A COLLECTION is created in a CLUSTER (of BROKERS) with a defined and fixed number of potential PARTITIONS. For example: 12 data log files (AKA PARTITIONS), each with 256 VIRTUAL-PARTITIONS within; totalling 3072 potential PARTITIONS.
ERA is an incrementing and synchronous COLLECTION of the PARTITIONS. The starting ERA is 1, and the next will be 2; and so on.
Each BROKER is a member of a CLUSTER; whenever a BROKER joins or leaves a CLUSTER a new ERA is declared across all BROKERS within the CLUSTER. The old ERA’s PARTITIONS are closed from writes and new PARTITIONS are created for writing.

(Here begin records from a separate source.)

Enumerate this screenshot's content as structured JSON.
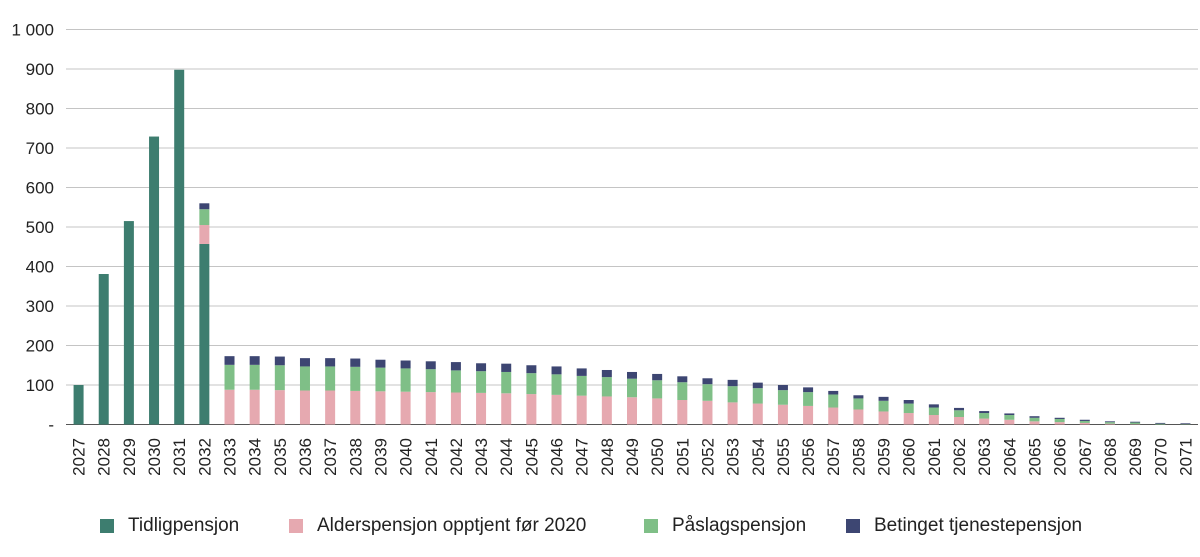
{
  "chart_data": {
    "type": "bar",
    "stacked": true,
    "title": "",
    "xlabel": "",
    "ylabel": "",
    "ylim": [
      0,
      1000
    ],
    "yticks": [
      0,
      100,
      200,
      300,
      400,
      500,
      600,
      700,
      800,
      900,
      1000
    ],
    "ytick_labels": [
      "-",
      "100",
      "200",
      "300",
      "400",
      "500",
      "600",
      "700",
      "800",
      "900",
      "1 000"
    ],
    "grid": true,
    "legend_position": "bottom",
    "categories": [
      "2027",
      "2028",
      "2029",
      "2030",
      "2031",
      "2032",
      "2033",
      "2034",
      "2035",
      "2036",
      "2037",
      "2038",
      "2039",
      "2040",
      "2041",
      "2042",
      "2043",
      "2044",
      "2045",
      "2046",
      "2047",
      "2048",
      "2049",
      "2050",
      "2051",
      "2052",
      "2053",
      "2054",
      "2055",
      "2056",
      "2057",
      "2058",
      "2059",
      "2060",
      "2061",
      "2062",
      "2063",
      "2064",
      "2065",
      "2066",
      "2067",
      "2068",
      "2069",
      "2070",
      "2071"
    ],
    "series": [
      {
        "name": "Tidligpensjon",
        "color": "#3d7d6f",
        "values": [
          100,
          381,
          515,
          729,
          898,
          457,
          0,
          0,
          0,
          0,
          0,
          0,
          0,
          0,
          0,
          0,
          0,
          0,
          0,
          0,
          0,
          0,
          0,
          0,
          0,
          0,
          0,
          0,
          0,
          0,
          0,
          0,
          0,
          0,
          0,
          0,
          0,
          0,
          0,
          0,
          0,
          0,
          0,
          0,
          0
        ]
      },
      {
        "name": "Alderspensjon opptjent før 2020",
        "color": "#e6a9b0",
        "values": [
          0,
          0,
          0,
          0,
          0,
          48,
          88,
          88,
          87,
          86,
          86,
          85,
          84,
          83,
          82,
          81,
          80,
          79,
          77,
          75,
          73,
          71,
          69,
          66,
          62,
          60,
          56,
          53,
          50,
          47,
          43,
          38,
          33,
          29,
          24,
          19,
          15,
          12,
          8,
          6,
          4,
          2,
          1,
          0,
          0
        ]
      },
      {
        "name": "Påslagspensjon",
        "color": "#7fbf87",
        "values": [
          0,
          0,
          0,
          0,
          0,
          40,
          63,
          63,
          63,
          61,
          61,
          61,
          60,
          59,
          58,
          56,
          55,
          54,
          53,
          52,
          50,
          49,
          47,
          46,
          45,
          42,
          41,
          39,
          37,
          35,
          33,
          28,
          27,
          24,
          19,
          17,
          14,
          12,
          9,
          8,
          5,
          4,
          4,
          2,
          1
        ]
      },
      {
        "name": "Betinget tjenestepensjon",
        "color": "#3d4672",
        "values": [
          0,
          0,
          0,
          0,
          0,
          15,
          22,
          22,
          22,
          21,
          21,
          21,
          20,
          20,
          20,
          21,
          20,
          21,
          20,
          20,
          19,
          18,
          17,
          16,
          15,
          15,
          16,
          14,
          13,
          12,
          9,
          8,
          10,
          9,
          8,
          6,
          5,
          4,
          4,
          3,
          3,
          2,
          2,
          2,
          2
        ]
      }
    ]
  }
}
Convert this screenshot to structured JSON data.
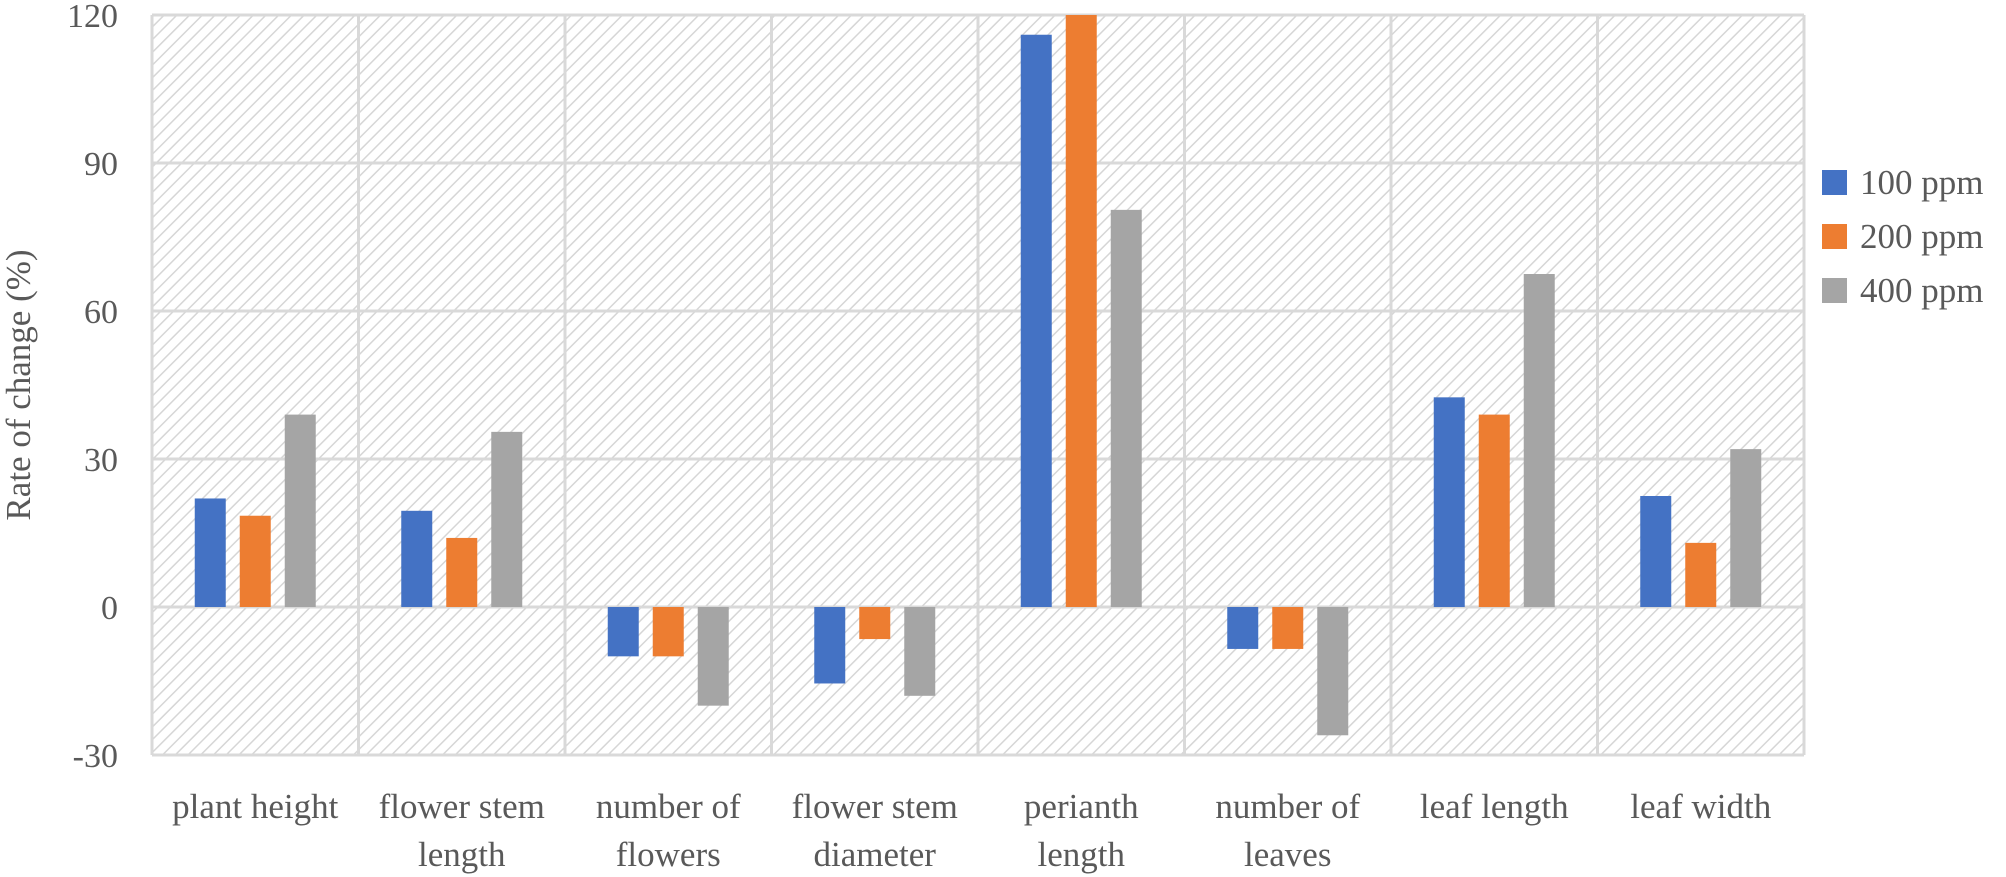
{
  "chart_data": {
    "type": "bar",
    "title": "",
    "xlabel": "",
    "ylabel": "Rate of change (%)",
    "ylim": [
      -30,
      120
    ],
    "yticks": [
      -30,
      0,
      30,
      60,
      90,
      120
    ],
    "grid": true,
    "legend_position": "right",
    "categories": [
      [
        "plant height"
      ],
      [
        "flower stem",
        "length"
      ],
      [
        "number of",
        "flowers"
      ],
      [
        "flower stem",
        "diameter"
      ],
      [
        "perianth",
        "length"
      ],
      [
        "number of",
        "leaves"
      ],
      [
        "leaf length"
      ],
      [
        "leaf width"
      ]
    ],
    "series": [
      {
        "name": "100 ppm",
        "color": "#4472C4",
        "values": [
          22,
          19.5,
          -10,
          -15.5,
          116,
          -8.5,
          42.5,
          22.5
        ]
      },
      {
        "name": "200 ppm",
        "color": "#ED7D31",
        "values": [
          18.5,
          14,
          -10,
          -6.5,
          120,
          -8.5,
          39,
          13
        ]
      },
      {
        "name": "400 ppm",
        "color": "#A5A5A5",
        "values": [
          39,
          35.5,
          -20,
          -18,
          80.5,
          -26,
          67.5,
          32
        ]
      }
    ]
  }
}
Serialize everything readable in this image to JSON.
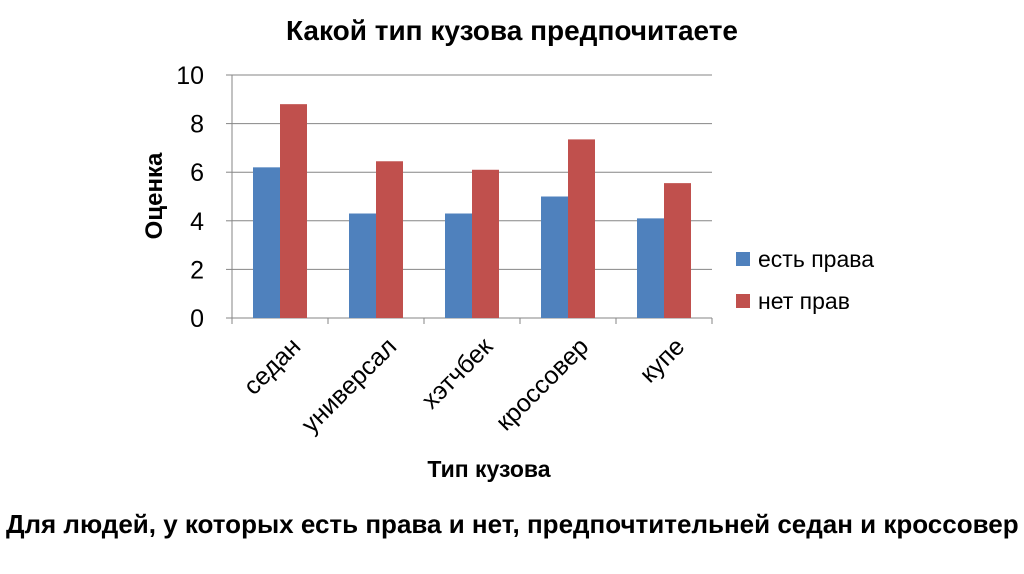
{
  "chart_data": {
    "type": "bar",
    "title": "Какой тип кузова предпочитаете",
    "xlabel": "Тип кузова",
    "ylabel": "Оценка",
    "categories": [
      "седан",
      "универсал",
      "хэтчбек",
      "кроссовер",
      "купе"
    ],
    "series": [
      {
        "name": "есть права",
        "color": "#4F81BD",
        "values": [
          6.2,
          4.3,
          4.3,
          5.0,
          4.1
        ]
      },
      {
        "name": "нет прав",
        "color": "#C0504D",
        "values": [
          8.8,
          6.45,
          6.1,
          7.35,
          5.55
        ]
      }
    ],
    "ylim": [
      0,
      10
    ],
    "yticks": [
      "0",
      "2",
      "4",
      "6",
      "8",
      "10"
    ],
    "grid": true,
    "legend_position": "right"
  },
  "caption": "Для людей, у которых есть права и нет, предпочтительней седан и кроссовер"
}
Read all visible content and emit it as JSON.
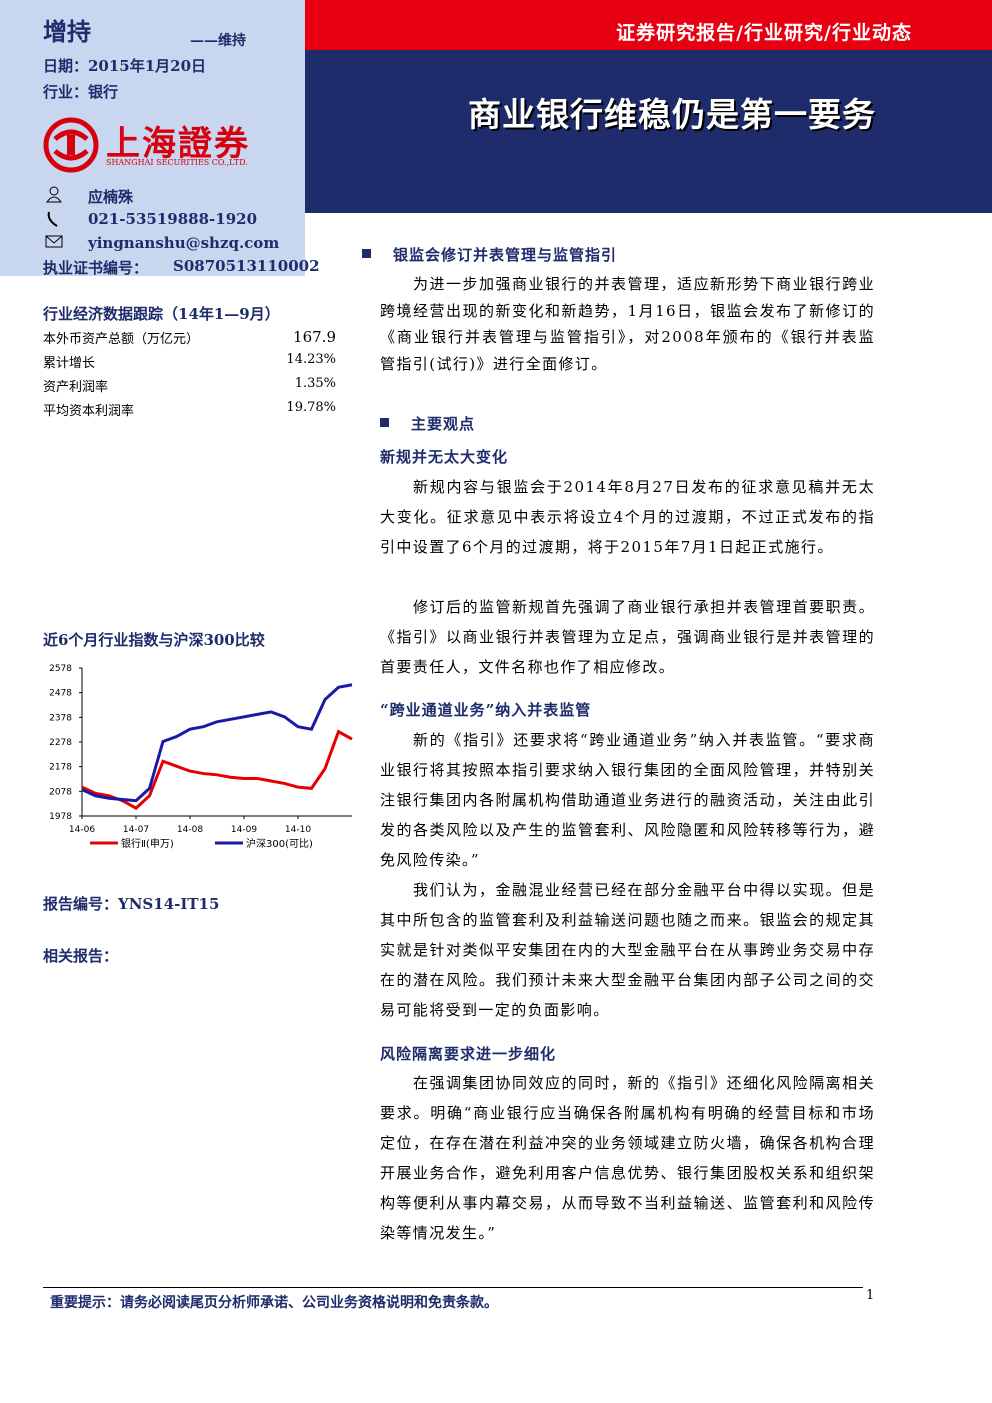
{
  "header": {
    "rating": "增持",
    "rating_prev": "——维持",
    "category": "证券研究报告/行业研究/行业动态",
    "date": "日期：2015年1月20日",
    "industry": "行业：银行",
    "title": "商业银行维稳仍是第一要务",
    "logo_cn": "上海證券",
    "logo_en": "SHANGHAI SECURITIES CO.,LTD."
  },
  "analyst": {
    "name": "应楠殊",
    "phone": "021-53519888-1920",
    "email": "yingnanshu@shzq.com",
    "cert_label": "执业证书编号：",
    "cert_no": "S0870513110002"
  },
  "stats": {
    "title": "行业经济数据跟踪（14年1—9月）",
    "rows": [
      [
        "本外币资产总额（万亿元）",
        "167.9"
      ],
      [
        "累计增长",
        "14.23%"
      ],
      [
        "资产利润率",
        "1.35%"
      ],
      [
        "平均资本利润率",
        "19.78%"
      ]
    ]
  },
  "chart_data": {
    "type": "line",
    "title": "近6个月行业指数与沪深300比较",
    "categories": [
      "14-06",
      null,
      null,
      null,
      "14-07",
      null,
      null,
      null,
      "14-08",
      null,
      null,
      null,
      "14-09",
      null,
      null,
      null,
      "14-10",
      null,
      null,
      null,
      null
    ],
    "series": [
      {
        "name": "银行Ⅱ(申万)",
        "color": "#e60000",
        "values": [
          2095,
          2070,
          2060,
          2040,
          2010,
          2060,
          2200,
          2180,
          2160,
          2150,
          2145,
          2135,
          2130,
          2130,
          2120,
          2110,
          2095,
          2090,
          2170,
          2320,
          2290
        ]
      },
      {
        "name": "沪深300(可比)",
        "color": "#1a1aa6",
        "values": [
          2085,
          2060,
          2050,
          2045,
          2040,
          2090,
          2280,
          2300,
          2330,
          2340,
          2360,
          2370,
          2380,
          2390,
          2400,
          2380,
          2340,
          2330,
          2450,
          2500,
          2510
        ]
      }
    ],
    "ylim": [
      1978,
      2578
    ],
    "yticks": [
      1978,
      2078,
      2178,
      2278,
      2378,
      2478,
      2578
    ]
  },
  "report_no": "报告编号：YNS14-IT15",
  "related": "相关报告：",
  "sections": [
    {
      "heading": "银监会修订并表管理与监管指引",
      "paragraphs": [
        "为进一步加强商业银行的并表管理，适应新形势下商业银行跨业跨境经营出现的新变化和新趋势，1月16日，银监会发布了新修订的《商业银行并表管理与监管指引》，对2008年颁布的《银行并表监管指引(试行)》进行全面修订。"
      ]
    },
    {
      "heading": "主要观点",
      "subsections": [
        {
          "heading": "新规并无太大变化",
          "paragraphs": [
            "新规内容与银监会于2014年8月27日发布的征求意见稿并无太大变化。征求意见中表示将设立4个月的过渡期，不过正式发布的指引中设置了6个月的过渡期，将于2015年7月1日起正式施行。",
            "修订后的监管新规首先强调了商业银行承担并表管理首要职责。《指引》以商业银行并表管理为立足点，强调商业银行是并表管理的首要责任人，文件名称也作了相应修改。"
          ]
        },
        {
          "heading": "“跨业通道业务”纳入并表监管",
          "paragraphs": [
            "新的《指引》还要求将“跨业通道业务”纳入并表监管。“要求商业银行将其按照本指引要求纳入银行集团的全面风险管理，并特别关注银行集团内各附属机构借助通道业务进行的融资活动，关注由此引发的各类风险以及产生的监管套利、风险隐匿和风险转移等行为，避免风险传染。”",
            "我们认为，金融混业经营已经在部分金融平台中得以实现。但是其中所包含的监管套利及利益输送问题也随之而来。银监会的规定其实就是针对类似平安集团在内的大型金融平台在从事跨业务交易中存在的潜在风险。我们预计未来大型金融平台集团内部子公司之间的交易可能将受到一定的负面影响。"
          ]
        },
        {
          "heading": "风险隔离要求进一步细化",
          "paragraphs": [
            "在强调集团协同效应的同时，新的《指引》还细化风险隔离相关要求。明确“商业银行应当确保各附属机构有明确的经营目标和市场定位，在存在潜在利益冲突的业务领域建立防火墙，确保各机构合理开展业务合作，避免利用客户信息优势、银行集团股权关系和组织架构等便利从事内幕交易，从而导致不当利益输送、监管套利和风险传染等情况发生。”"
          ]
        }
      ]
    }
  ],
  "footer": {
    "notice": "重要提示：请务必阅读尾页分析师承诺、公司业务资格说明和免责条款。",
    "page": "1"
  }
}
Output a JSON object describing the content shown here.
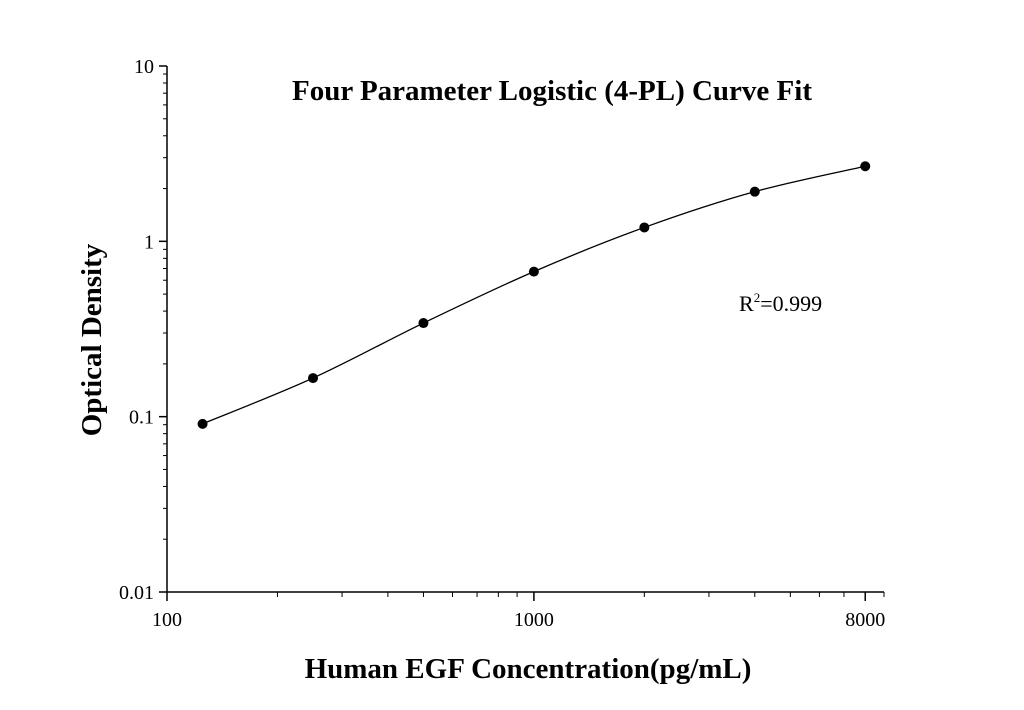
{
  "chart_data": {
    "type": "scatter",
    "title": "Four Parameter Logistic (4-PL) Curve Fit",
    "xlabel": "Human EGF Concentration(pg/mL)",
    "ylabel": "Optical Density",
    "x_scale": "log",
    "y_scale": "log",
    "xlim": [
      100,
      9000
    ],
    "ylim": [
      0.01,
      10
    ],
    "x_ticks": [
      {
        "value": 100,
        "label": "100"
      },
      {
        "value": 1000,
        "label": "1000"
      },
      {
        "value": 8000,
        "label": "8000"
      }
    ],
    "y_ticks": [
      {
        "value": 0.01,
        "label": "0.01"
      },
      {
        "value": 0.1,
        "label": "0.1"
      },
      {
        "value": 1,
        "label": "1"
      },
      {
        "value": 10,
        "label": "10"
      }
    ],
    "series": [
      {
        "x": [
          125,
          250,
          500,
          1000,
          2000,
          4000,
          8000
        ],
        "y": [
          0.091,
          0.166,
          0.342,
          0.672,
          1.2,
          1.92,
          2.68
        ],
        "marker": "filled-circle",
        "color": "#000000"
      }
    ],
    "fit": {
      "model": "4-PL",
      "color": "#000000"
    },
    "annotations": [
      {
        "text_main": "R",
        "text_sup": "2",
        "text_rest": "=0.999"
      }
    ],
    "grid": false,
    "legend": "none"
  }
}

A new COLLECTION is created in a CLUSTER containing one BROKER. 12 PARTITIONS are created by this BROKER labeling them as PARTITION-1[1:256] to 12[1:256] in ERA-1. 1 to 12 represents the PART while [1:256] represents the VPART.
A second BROKER joins this CLUSTER, now there are two.
A new ERA is declared; BROKER-1 closes the PARTITIONS for ERA-1 and creates 6 new PARTITIONS labeling them as PARTITION-1[1:256] to 6[1:256] in ERA-2. BROKER-2 also creates 6 new PARTITIONS labeling them as PARTITION-7[1:256] to 12[1:256] in ERA-2.
Optionally a background thread can move BROKER-1 PARTITION-7[1:256] to 12[1:256] in ERA-1 over to BROKER-2; creating balance of all ERAS.
If one of these BROKERS leaves the CLUSTER the actions are reversed while naming PARTITIONS ERA-3.
A MASTER is used to coordinate assignment of PARTITIONS per BROKER for each ERA.
A PRODUCER creates a new RECORD, this contains a KEY and a VALUE being the payload of the RECORD. The RECORD is sent to a BROKER with an assigned PARTITION to be written into. The Hash Partitioning Function in sudo-code:
HashU32 = hashFunction(RECORD.KEY).be_u32
PART = HashU32 % 12
VPART = hashFunction(RECORD.KEY)[0]
PARTITION = {PART, VPART}
- 12 being the canonical number of partitions in the first ERA.
COLLECTION A logical topic or table of related records.
RECORD A series of bytes, defined as data representing an event; containing a KEY and a VALUE.
BROKER A server writing and reading RECORDS into a COLLECTION; serving these to PRODUCERS and CONSUMERS.
MASTER A service coordinating even PARTITION distribution.
ERA An incrementing logic of time.
PRODUCER A client application creating RECORDS, which are written into PARTITIONS by BROKERS.
A PARTITION can be split beyond the canonical number started with. For example, if starting with 12 whole PARTITIONS - then each of the 12 can be divided by the VPARTS within; say: 256 / 2 = 128, now 24 PARTITIONS exist as: {PARTITION-1 = PART-1, VPART-[1:128]}, {PARTITION-2 = PART-1, VPART-[129:256]}, {PARTITION-3 = PART-2, VPART-[1:128]}, {PARTITION-4 = PART-2, VPART-[129:256]}, etc.